The Economic Path to a Clean Energy Future

12/03/2010 11:28 am ET | Updated May 25, 2011

A cleaner energy future for the United States is an imperative for our nation's security, its international competitiveness and its long-term economic well-being. The good news is, we are moving toward becoming a lower carbon, less polluting society. The bad news is, we're doing so in uneconomic fits and starts. We now have a patchwork of clean energy policies at the federal and state levels that largely promote the expensive options and neglect the cheapest ones.

Prominent among these are mandates for utilities to buy renewable power; tax credits for wind and solar power; loan guarantees for new nuclear plants and other clean options; and funding for coal with carbon sequestration. Relying too much on these options could double electricity prices in many parts of the country. Given the sluggish economic recovery and our federal budget outlook, these are costs that America should not pay. There are more affordable ways to ensure a clean energy future.

So the question facing the U.S. is not whether it should reduce air pollution and carbon emissions, but how to do so at the lowest possible cost. While legislation that puts a price on carbon would be the most efficient approach to dealing with that pollutant, it is unlikely in the near future. Meanwhile, fossil fuels still face a variety of challenges. The U.S. Environmental Protection Agency is required by law (and recent court decisions) to tighten regulations for hazardous air pollution including mercury and acid gases. These regulations will make it costlier to operate older, inefficient, higher-polluting coal plants. Therefore, there is great incentive for companies to clean up or retire these plants and replace them with a combination of cost-effective solutions, including reducing consumption through energy efficiency and demand response and adding capacity through the lowest-cost generation options. New natural gas discoveries promise an abundant source of energy, and this lower-carbon, low-cost fuel will be the cheapest way in the near term of meeting any new demand for electricity.

Given the stalemate in Congress the question becomes, how can industry respond? We decided two years ago that we would not wait, and we unveiled Exelon 2020, our company's plan to reduce, offset or displace the equivalent of its 2001 carbon footprint by the year 2020. It serves as a guide to our investment decisions and a framework for our public policy advocacy. The analysis upon which Exelon 2020 is based tells us which actions provide our customers with reliable, clean energy at the lowest cost while also delivering the highest returns for our shareholders. Over the next five years, we will advance Exelon 2020 by investing $5 billion in clean energy projects such as energy efficiency and Smart Grid programs, renewable energy solutions and increasing output at nuclear plants. As a result, we will help reinvigorate the economy and create thousands of jobs both at Exelon and within our more than 5,000 supplier companies.

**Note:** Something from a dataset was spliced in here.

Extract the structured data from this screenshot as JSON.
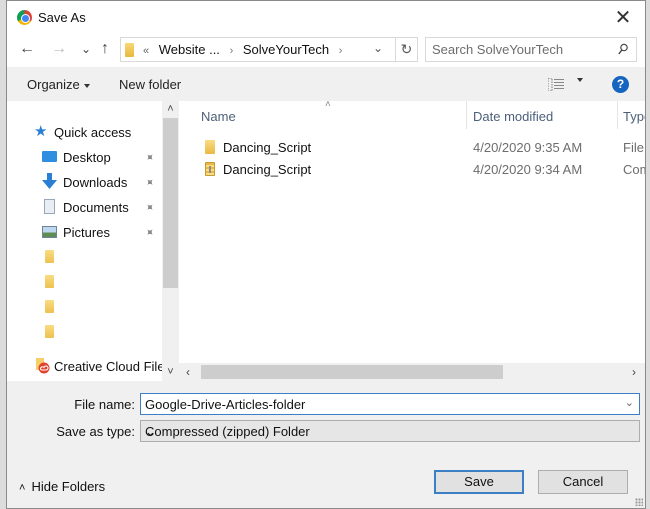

This year, we expanded our analysis to all of the PJM Interconnection, the 13-state Mid-Atlantic power market in which we operate, to see how the electric utility industry may respond, especially in light of upcoming EPA rules. The findings were striking: under these new regulations, utilities in PJM alone can cut approximately 60 million metric tons of carbon emissions per year. This equates to 75 percent of PJM's fair share of the national 17 percent emission reduction goal that President Obama announced in 2009. And these reductions can be achieved without a carbon price and at wholesale power prices lower than those paid by customers in 2008.

While Exelon, given our expansive nuclear portfolio, is uniquely positioned to be a clean energy company, a similar analysis could be used to design a cleaner energy roadmap specific to any energy company or region. The important thing is that relative economics of our energy alternatives are considered, because in today's challenging economy, and as we position ourselves for the future, we cannot afford unnecessary costs when there are more affordable options.